Atualmente, o caso está desmembrado. Parte dos recursos foi encaminhada ao Tribunal de Justiça, enquanto outros seguem para o Superior Tribunal de Justiça (STJ), em Brasília. Também tramita um pedido de desaforamento apresentado pelos executores e pelo intermediário apontado no crime. A solicitação busca transferir o julgamento de Campos para outra comarca, sob o argumento de que a ampla repercussão do caso na imprensa local poderia influenciar os jurados.
Em relação a Diogo Viola de Nadai, ex-companheiro de Letycia e apontado como mandante, os recursos foram levados às instâncias superiores. A acusação trabalha com a expectativa de que todos os questionamentos sejam analisados simultaneamente, para que o processo retorne integralmente a Campos e possibilite a realização de um único júri.

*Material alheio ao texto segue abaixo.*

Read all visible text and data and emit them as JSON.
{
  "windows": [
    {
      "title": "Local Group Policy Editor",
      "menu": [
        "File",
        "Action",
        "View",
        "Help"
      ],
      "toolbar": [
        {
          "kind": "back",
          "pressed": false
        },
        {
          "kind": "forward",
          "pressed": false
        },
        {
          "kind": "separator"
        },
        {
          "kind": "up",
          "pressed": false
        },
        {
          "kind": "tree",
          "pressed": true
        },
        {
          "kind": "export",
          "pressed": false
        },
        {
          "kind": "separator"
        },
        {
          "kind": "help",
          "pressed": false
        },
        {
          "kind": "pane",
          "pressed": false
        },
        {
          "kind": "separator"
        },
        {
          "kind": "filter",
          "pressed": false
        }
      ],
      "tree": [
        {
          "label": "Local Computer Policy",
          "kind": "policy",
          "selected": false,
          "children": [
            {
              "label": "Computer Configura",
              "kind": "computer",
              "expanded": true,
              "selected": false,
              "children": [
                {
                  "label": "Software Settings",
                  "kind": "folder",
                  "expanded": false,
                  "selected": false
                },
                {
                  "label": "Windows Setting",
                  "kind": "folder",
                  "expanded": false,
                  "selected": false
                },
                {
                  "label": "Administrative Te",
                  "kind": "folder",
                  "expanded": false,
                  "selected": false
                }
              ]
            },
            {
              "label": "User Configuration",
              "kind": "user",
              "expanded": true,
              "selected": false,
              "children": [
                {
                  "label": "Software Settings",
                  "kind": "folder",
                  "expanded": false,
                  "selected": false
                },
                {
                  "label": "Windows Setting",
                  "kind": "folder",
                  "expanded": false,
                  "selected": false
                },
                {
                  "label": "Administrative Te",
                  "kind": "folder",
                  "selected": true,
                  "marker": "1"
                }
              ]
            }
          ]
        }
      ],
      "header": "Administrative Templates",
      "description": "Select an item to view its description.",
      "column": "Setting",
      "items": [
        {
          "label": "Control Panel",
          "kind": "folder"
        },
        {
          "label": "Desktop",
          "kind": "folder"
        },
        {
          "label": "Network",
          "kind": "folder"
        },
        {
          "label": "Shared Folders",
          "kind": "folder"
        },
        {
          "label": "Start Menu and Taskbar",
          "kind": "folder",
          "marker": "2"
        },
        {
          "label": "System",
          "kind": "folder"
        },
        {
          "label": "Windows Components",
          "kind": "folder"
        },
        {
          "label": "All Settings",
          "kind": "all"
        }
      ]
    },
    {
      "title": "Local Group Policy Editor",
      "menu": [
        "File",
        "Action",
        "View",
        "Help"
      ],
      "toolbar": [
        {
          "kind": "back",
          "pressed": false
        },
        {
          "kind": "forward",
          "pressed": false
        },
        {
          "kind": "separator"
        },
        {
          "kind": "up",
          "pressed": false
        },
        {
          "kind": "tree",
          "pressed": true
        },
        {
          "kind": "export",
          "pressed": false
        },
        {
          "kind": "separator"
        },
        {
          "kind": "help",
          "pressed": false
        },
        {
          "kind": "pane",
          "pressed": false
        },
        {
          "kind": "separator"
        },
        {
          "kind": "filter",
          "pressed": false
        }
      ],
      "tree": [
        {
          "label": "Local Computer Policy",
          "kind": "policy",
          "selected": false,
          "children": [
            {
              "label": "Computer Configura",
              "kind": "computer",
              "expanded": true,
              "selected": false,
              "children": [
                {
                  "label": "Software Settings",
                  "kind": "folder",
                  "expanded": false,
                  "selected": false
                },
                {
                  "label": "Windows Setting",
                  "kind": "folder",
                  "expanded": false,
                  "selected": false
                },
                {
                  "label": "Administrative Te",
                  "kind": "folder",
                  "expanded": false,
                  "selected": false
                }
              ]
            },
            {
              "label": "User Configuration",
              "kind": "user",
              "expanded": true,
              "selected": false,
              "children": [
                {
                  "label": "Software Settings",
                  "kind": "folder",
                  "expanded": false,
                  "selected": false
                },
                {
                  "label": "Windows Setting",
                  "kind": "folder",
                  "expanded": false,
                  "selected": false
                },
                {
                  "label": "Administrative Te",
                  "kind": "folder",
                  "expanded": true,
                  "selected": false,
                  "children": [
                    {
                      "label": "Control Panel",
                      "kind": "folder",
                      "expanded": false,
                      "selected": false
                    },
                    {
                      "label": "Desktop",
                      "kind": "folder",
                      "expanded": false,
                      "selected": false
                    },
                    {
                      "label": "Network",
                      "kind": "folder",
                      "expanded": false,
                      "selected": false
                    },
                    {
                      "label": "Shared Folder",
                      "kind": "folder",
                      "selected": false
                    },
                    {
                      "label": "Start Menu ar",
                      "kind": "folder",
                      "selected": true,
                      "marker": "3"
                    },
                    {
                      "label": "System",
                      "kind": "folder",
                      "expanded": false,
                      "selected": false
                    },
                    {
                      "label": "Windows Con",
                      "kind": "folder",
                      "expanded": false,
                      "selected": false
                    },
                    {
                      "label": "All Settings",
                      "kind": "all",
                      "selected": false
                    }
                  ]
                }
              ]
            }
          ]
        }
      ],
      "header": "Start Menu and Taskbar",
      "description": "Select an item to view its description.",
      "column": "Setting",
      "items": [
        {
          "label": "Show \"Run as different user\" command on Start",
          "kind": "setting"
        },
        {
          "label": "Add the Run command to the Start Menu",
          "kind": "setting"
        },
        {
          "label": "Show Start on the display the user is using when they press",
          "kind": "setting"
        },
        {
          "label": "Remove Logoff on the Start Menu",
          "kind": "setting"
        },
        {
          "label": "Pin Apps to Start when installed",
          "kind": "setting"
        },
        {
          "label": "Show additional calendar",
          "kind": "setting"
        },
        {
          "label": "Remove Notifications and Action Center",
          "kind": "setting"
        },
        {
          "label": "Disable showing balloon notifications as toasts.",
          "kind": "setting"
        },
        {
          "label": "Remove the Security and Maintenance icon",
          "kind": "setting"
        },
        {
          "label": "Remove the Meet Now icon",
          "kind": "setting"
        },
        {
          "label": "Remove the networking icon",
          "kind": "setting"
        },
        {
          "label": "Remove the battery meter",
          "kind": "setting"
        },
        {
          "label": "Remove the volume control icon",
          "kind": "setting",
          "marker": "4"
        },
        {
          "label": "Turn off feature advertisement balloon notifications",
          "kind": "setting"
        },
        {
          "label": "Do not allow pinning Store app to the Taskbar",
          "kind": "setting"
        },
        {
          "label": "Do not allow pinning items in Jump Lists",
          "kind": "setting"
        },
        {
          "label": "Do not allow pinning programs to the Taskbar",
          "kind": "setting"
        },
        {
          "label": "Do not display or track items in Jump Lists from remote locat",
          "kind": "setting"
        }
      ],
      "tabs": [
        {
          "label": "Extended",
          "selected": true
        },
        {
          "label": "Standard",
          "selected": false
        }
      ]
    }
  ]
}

Segundo a acusação, a intenção é concentrar todos os réus em um mesmo plenário, diante da complexidade do caso. A estimativa é de que o julgamento possa durar dois ou até três dias, o que demandaria grande mobilização do Judiciário e custos elevados para os cofres públicos.
O crime ocorreu no dia 3 de março de 2023, no Parque Aurora, em Campos. Letycia, de 31 anos, estava grávida de oito meses quando foi morta. Ela estava dentro do carro da empresa em que trabalhava, estacionado em frente à casa de familiares, quando dois homens em uma motocicleta se aproximaram e efetuaram diversos disparos. A vítima foi atingida por tiros no rosto, no tórax, no ombro e na mão esquerda e morreu no local.
O bebê Hugo chegou a nascer por meio de uma cesariana de emergência, mas não resistiu e morreu no dia seguinte. A mãe de Letycia, que estava fora do veículo no momento do ataque, tentou impedir a fuga dos criminosos e acabou baleada na perna. Ela foi socorrida e encaminhada ao Hospital Ferreira Machado, recebeu atendimento e teve alta.
As investigações apontaram Diogo Viola de Nadai, empresário e professor universitário, como mandante do crime. Ele mantinha um relacionamento com a vítima e era o pai da criança. Gabriel Machado Leite é indicado como intermediário entre o mandante e os executores. Dayson dos Santos Nascimento teria conduzido a motocicleta utilizada na ação criminosa, enquanto Fabiano Conceição da Silva é acusado de efetuar os disparos.